Publishers are nowhere near as enamored of movie tie-ins as authors are, and they weigh the profit potential of such books as critically as they do that of the thousands of other manuscripts submitted to them annually. They know that most movies do not translate well into books. There are also technical and timing problems with tie-ins that are daunting to publishers. For instance, the screenplay may undergo alterations, some of them radical, right up to or even during the shooting of the film. By the time filming is complete there is insufficient time before the release of the movie for a writer to write the novel and the publisher to publish it.

A notable instance of the timing problem occurred in the filming of 2001: A Space Odyssey. Director Stanley Kubrick insisted on complete control over the writing and publication scheduling of the novelization. The author of that novelization was a chap named Arthur C. Clarke, and since Kubrick kept changing the script as he went along, particularly the wild and mystical ending, Clarke had to keep changing the novel. His publishers bit their fingernails to the quick as the days rolled inexorably toward the release date of the movie. Worst of all, the book tie-in deal was for publication of a hardcover first, then paperback. It had been assumed that the hardcover would be brought out before the movie was released, then the paperback would be issued to coincide with the release of the film. But because of the delays there was no lead time whatsoever for the hardcover. The publisher wanted to drop the hardcover and go straight into paperback, but Kubrick insisted on hardcover. Thus we had a case, unprecedented in anyone's experience, of a hardcover novelization. The publisher did get his paperback edition out soon thereafter, but the situation was a mess and the book didn't do anywhere as well as it might have if the timing had been better.
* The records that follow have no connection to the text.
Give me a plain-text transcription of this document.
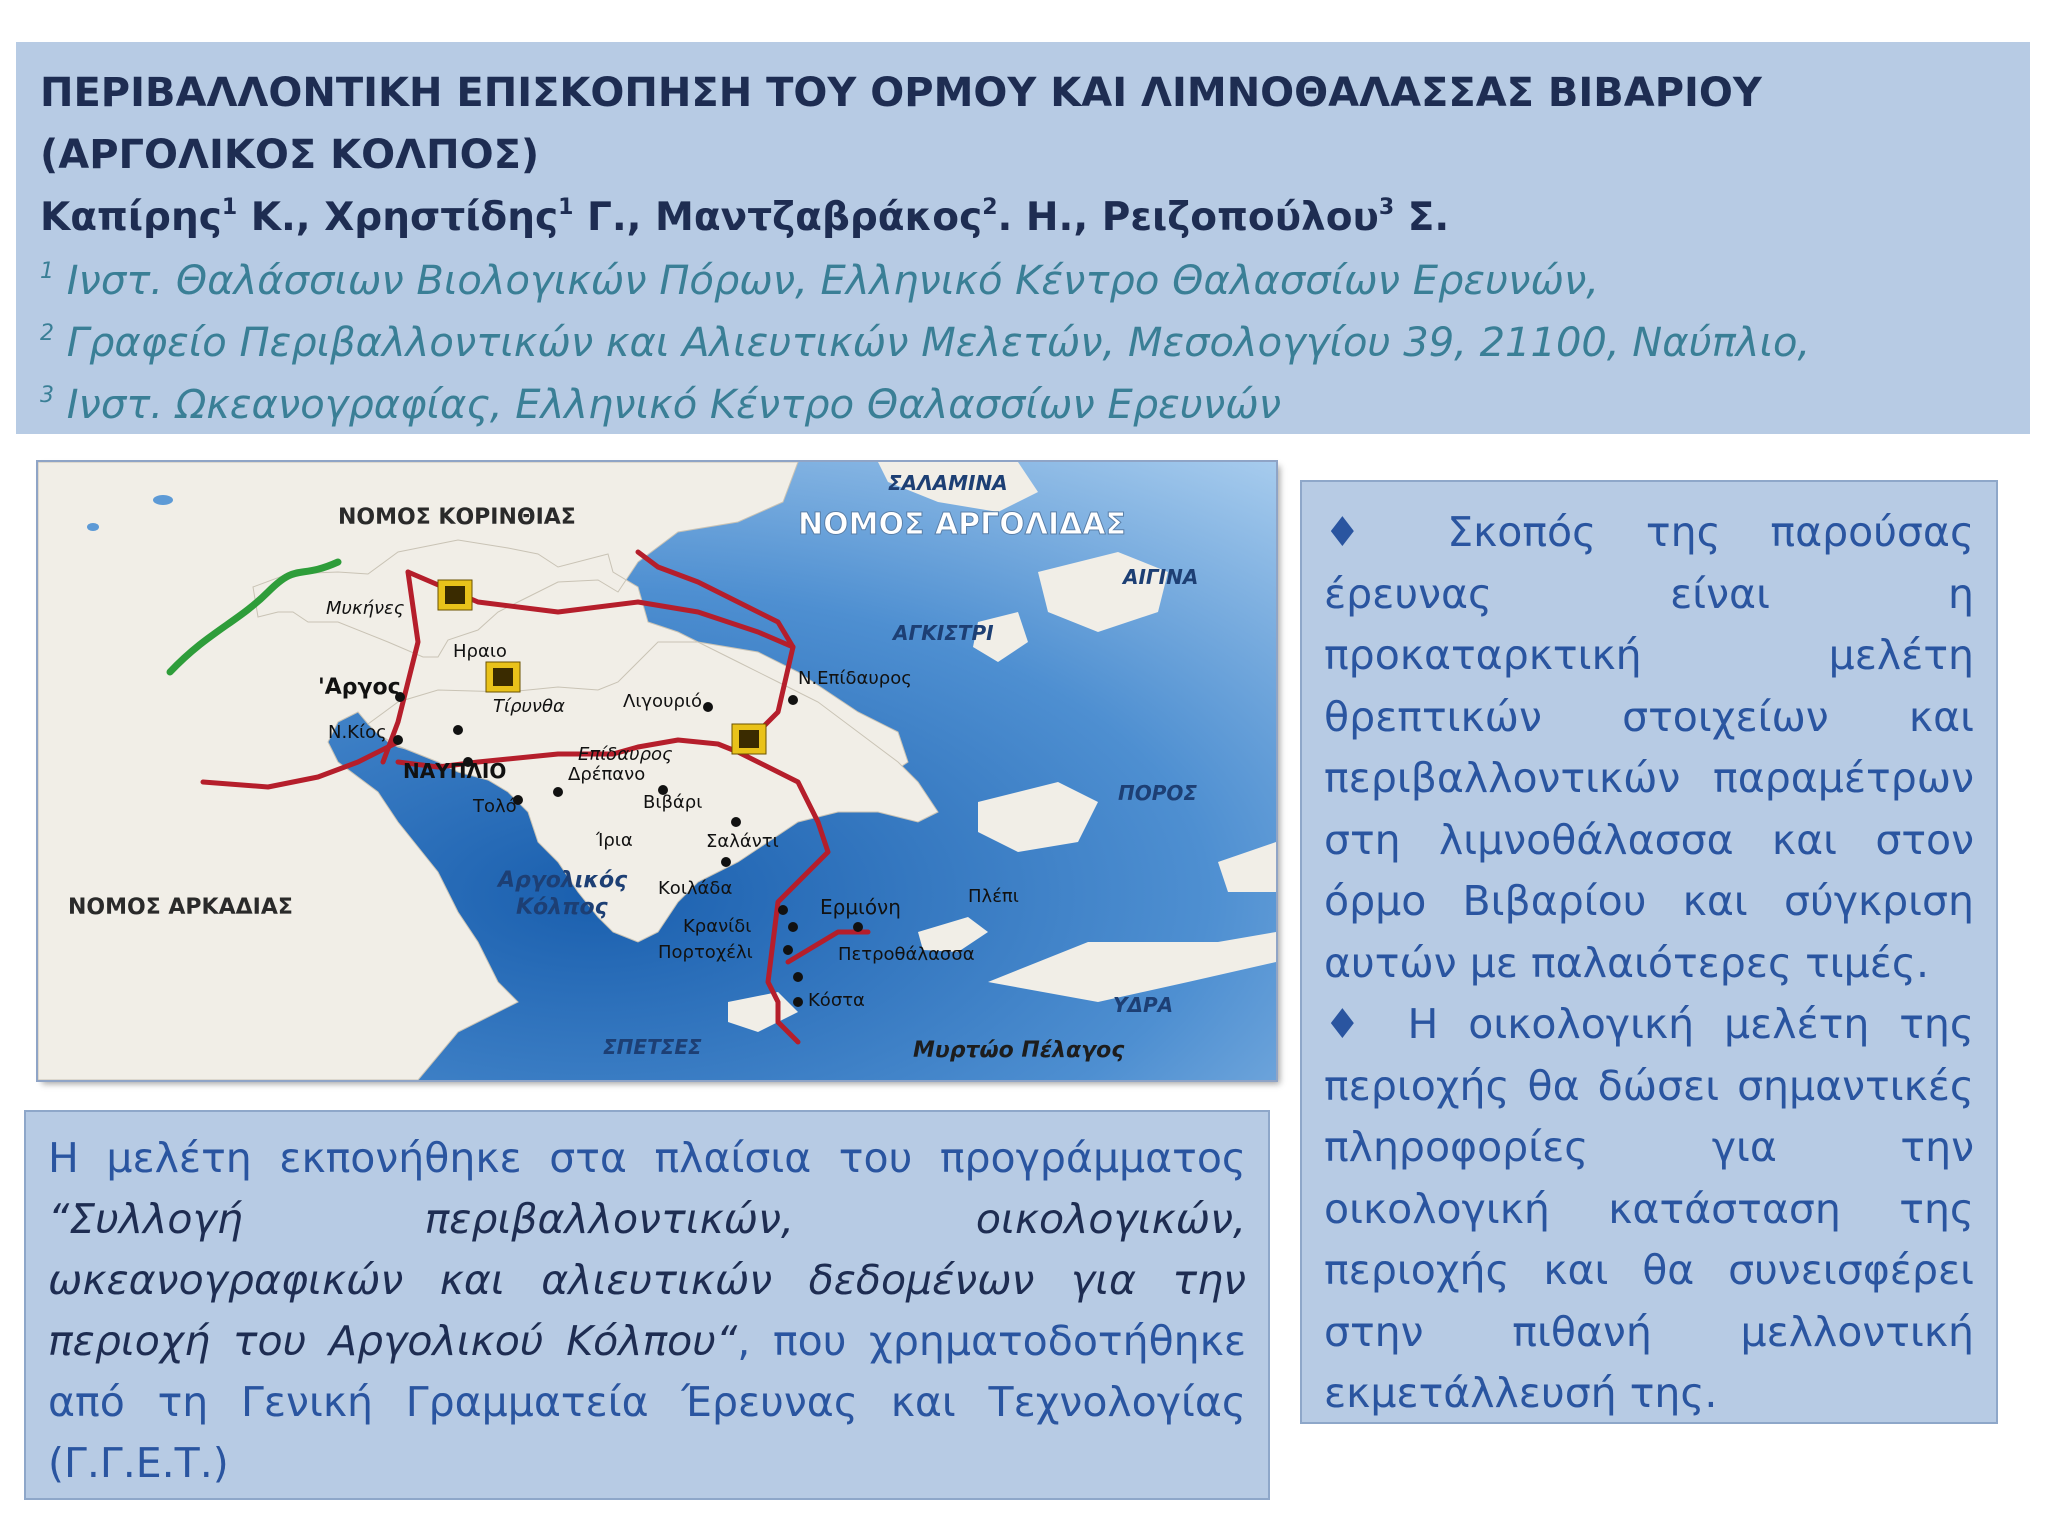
ΠΕΡΙΒΑΛΛΟΝΤΙΚΗ ΕΠΙΣΚΟΠΗΣΗ ΤΟΥ ΟΡΜΟΥ ΚΑΙ ΛΙΜΝΟΘΑΛΑΣΣΑΣ ΒΙΒΑΡΙΟΥ (ΑΡΓΟΛΙΚΟΣ ΚΟΛΠΟΣ)

Καπίρης$^1$ Κ., Χρηστίδης$^1$ Γ., Μαντζαβράκος$^2$. Η., Ρειζοπούλου$^3$ Σ.

$^1$ Ινστ. Θαλάσσιων Βιολογικών Πόρων, Ελληνικό Κέντρο Θαλασσίων Ερευνών,

$^2$ Γραφείο Περιβαλλοντικών και Αλιευτικών Μελετών, Μεσολογγίου 39, 21100, Ναύπλιο,

$^3$ Ινστ. Ωκεανογραφίας, Ελληνικό Κέντρο Θαλασσίων Ερευνών

ΝΟΜΟΣ ΚΟΡΙΝΘΙΑΣ	ΝΟΜΟΣ ΑΡΓΟΛΙΔΑΣ
ΝΟΜΟΣ ΑΡΚΑΔΙΑΣ
ΣΑΛΑΜΙΝΑ
ΑΙΓΙΝΑ
ΑΓΚΙΣΤΡΙ
ΠΟΡΟΣ
ΥΔΡΑ
ΣΠΕΤΣΕΣ	Μυρτώο Πέλαγος
Αργολικός
Κόλπος
Μυκήνες
Ηραιο
'Αργος
Τίρυνθα	Λιγουριό
Ν.Επίδαυρος
Ν.Κίος
ΝΑΥΠΛΙΟ
Επίδαυρος
Δρέπανο
Τολό	Βιβάρι
Ίρια	Σαλάντι
Κοιλάδα
Ερμιόνη	Πλέπι
Κρανίδι
Πορτοχέλι	Πετροθάλασσα
Κόστα
Η μελέτη εκπονήθηκε στα πλαίσια του προγράμματος “Συλλογή περιβαλλοντικών, οικολογικών, ωκεανογραφικών και αλιευτικών δεδομένων για την περιοχή του Αργολικού Κόλπου“, που χρηματοδοτήθηκε από τη Γενική Γραμματεία Έρευνας και Τεχνολογίας (Γ.Γ.Ε.Τ.)

♦ Σκοπός της παρούσας έρευνας είναι η προκαταρκτική μελέτη θρεπτικών στοιχείων και περιβαλλοντικών παραμέτρων στη λιμνοθάλασσα και στον όρμο Βιβαρίου και σύγκριση αυτών με παλαιότερες τιμές.

♦ Η οικολογική μελέτη της περιοχής θα δώσει σημαντικές πληροφορίες για την οικολογική κατάσταση της περιοχής και θα συνεισφέρει στην πιθανή μελλοντική εκμετάλλευσή της.
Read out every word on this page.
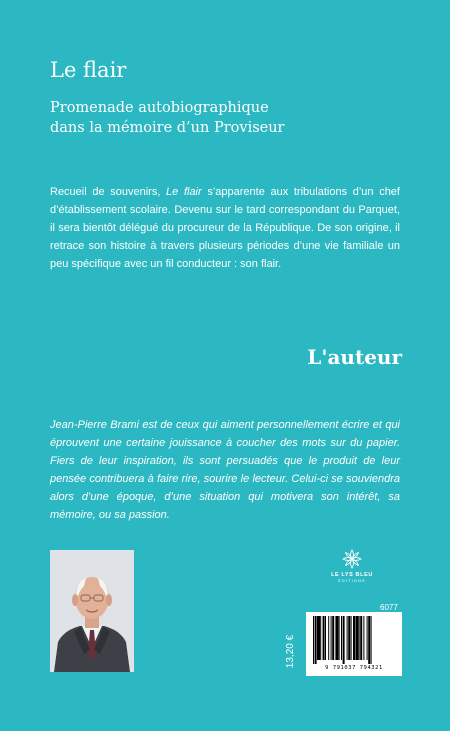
Le flair
Promenade autobiographique
dans la mémoire d’un Proviseur

Recueil de souvenirs, Le flair s’apparente aux tribulations d’un chef d’établissement scolaire. Devenu sur le tard correspondant du Parquet, il sera bientôt délégué du procureur de la République. De son origine, il retrace son histoire à travers plusieurs périodes d’une vie familiale un peu spécifique avec un fil conducteur : son flair.

L'auteur

Jean-Pierre Brami est de ceux qui aiment personnellement écrire et qui éprouvent une certaine jouissance à coucher des mots sur du papier. Fiers de leur inspiration, ils sont persuadés que le produit de leur pensée contribuera à faire rire, sourire le lecteur. Celui-ci se souviendra alors d’une époque, d’une situation qui motivera son intérêt, sa mémoire, ou sa passion.

LE LYS BLEU
ÉDITIONS
6077
13,20 €
9 791037 794321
Kubrick, incidentally, plays a role in one of the more bizarre movie tie-in stories I have ever heard. It seems that a novelist named Peter Bryan George wrote a nuclear apocalypse novel called Red Alert. It was acquired for the movies by a producer who couldn't put a deal together, so he laid it off on Kubrick. Kubrick adapted it, and rather broadly to say the least. Red Alert was a very solemn book; the adaptation was blackly humorous. He called it Dr. Strangelove. In fact, so different was the movie from the book that the producers decided to hire somebody to write the novelization. They hired Peter Bryan George, the author of Red Alert. So George novelized the movie version of his own novel! His novel had been published by Ace under the name of Peter Bryant; his novelization was published by Bantam under the name Peter George.

Another problem for publishers is the greed that has set in at the studios. Originally, tie-ins were regarded as free publicity for movies, and publishers regarded them as little more than list-fillers. For a modest payment to the studio a publisher would get the screenplay, stills, cover photo, and promotional material, and everybody was happy. Then the studios began to smell profit, and arranging tie-ins became a little less complex than building a space shuttle.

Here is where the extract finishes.